Forse la vicenda del burattino rappresenta piuttosto l’opposto della “sindrome di Peter Pan”. Pinocchio, infatti, soffre per poi crescere, mentre Peter Pan non vuole né soffrire e né crescere. Pinocchio è, perciò, l’esatto contrario di Peter Pan.
Tutti e due i personaggi, effettivamente, hanno ottenuto uno straordinario successo, anche se pochi hanno pensato di accostarli, mettendo in luce le loro rispettive valenze simboliche. Che idea si è fatto a riguardo?
Il loro successo è dovuto alla constatazione che il problema del crescere accomuna tutti gli esseri umani. Pinocchio e Peter Pan sono dei parenti stretti, anche se l’uno è il negativo dell’altro.
Che ne pensa dello stile e del valore letterario di Carlo Collodi?
Collodi non è un grande scrittore, ma ha creato un personaggio più grande di lui. Lo stesso è accaduto, ad esempio, con Sandokan e Sherlock Holmes, ossia personaggi la cui fama supera quello dello stesso loro creatore.
Come immagina la vita di Pinocchio dopo essere diventato finalmente essere umano in carne ed ossa?
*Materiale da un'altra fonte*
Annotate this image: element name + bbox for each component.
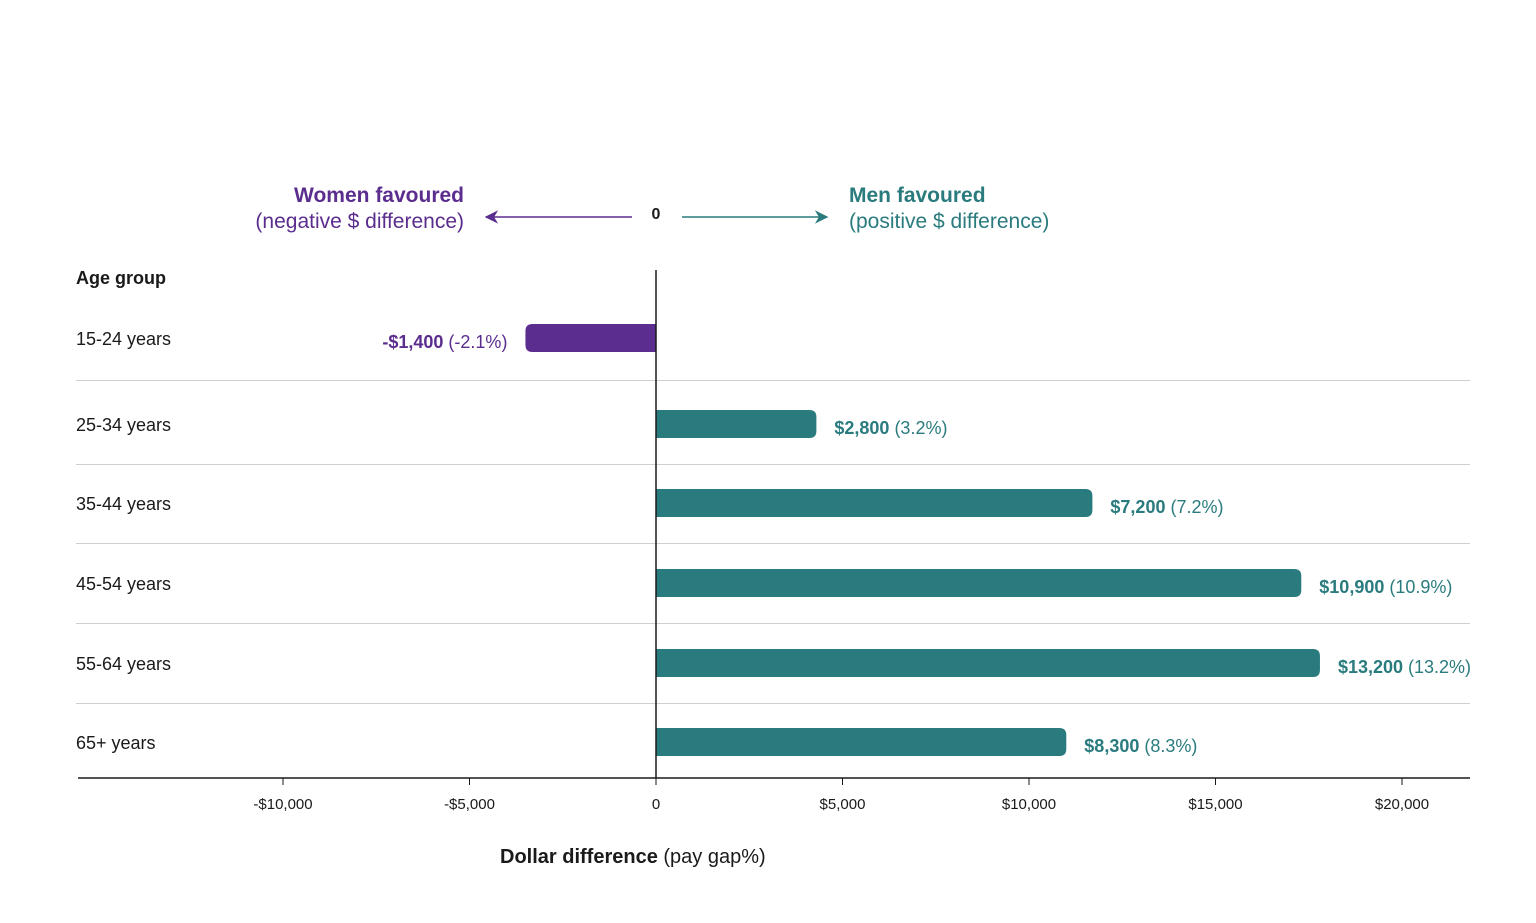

Mi riferisco alle sue considerazioni finali presenti nella prefazione…
Spero per lui che qualche volta torni ad essere il burattino che era all’inizio. Un Pinocchio tutto buone azioni è noiosissimo! Lui è stato, infatti, educato da una serie di incontrati che lo hanno segnato in negativo. Sto pensando adesso alla fatina che spesso lo ricatta o si prende gioco di lui. Stesso discorso per Lucignolo e il Gatto e la Volpe, tutti personaggi negativi. Quelli che Pinocchio teme sono, invece, positivi; ad esempio Mangiafuoco o il tonno. E’ l’ambivalenza dell’essere umano: i cattivi sono positivi, mentre quelli in apparenza positivi sono, in realtà, un po’ cattivi.
Si ritiene più uno scrittore o, invece, pittore? Oppure è una distinzione, magari, inutile nel suo caso?
E’ inutile questa separazione, perché c’è un tipo di scrittore che lavora per immagini e non considera troppo la bella scrittura, la perfezione maniacale dello stile. Io sono proprio uno di questi. E’ dall’occhio che parte la parola, questo è il mio motto.
I suoi progetti futuri?
Ho in programma due opere. Innanzitutto, sto lavorando al romanzo biografico di Giuliano l’Apostata e poi ho in cantiere una storia disegnata, che avrà come punto di riferimento il ciclo di Dante Alighieri, ossia dei romanzi di Giulio Leoni dedicati alle indagini del poeta nella sua epoca.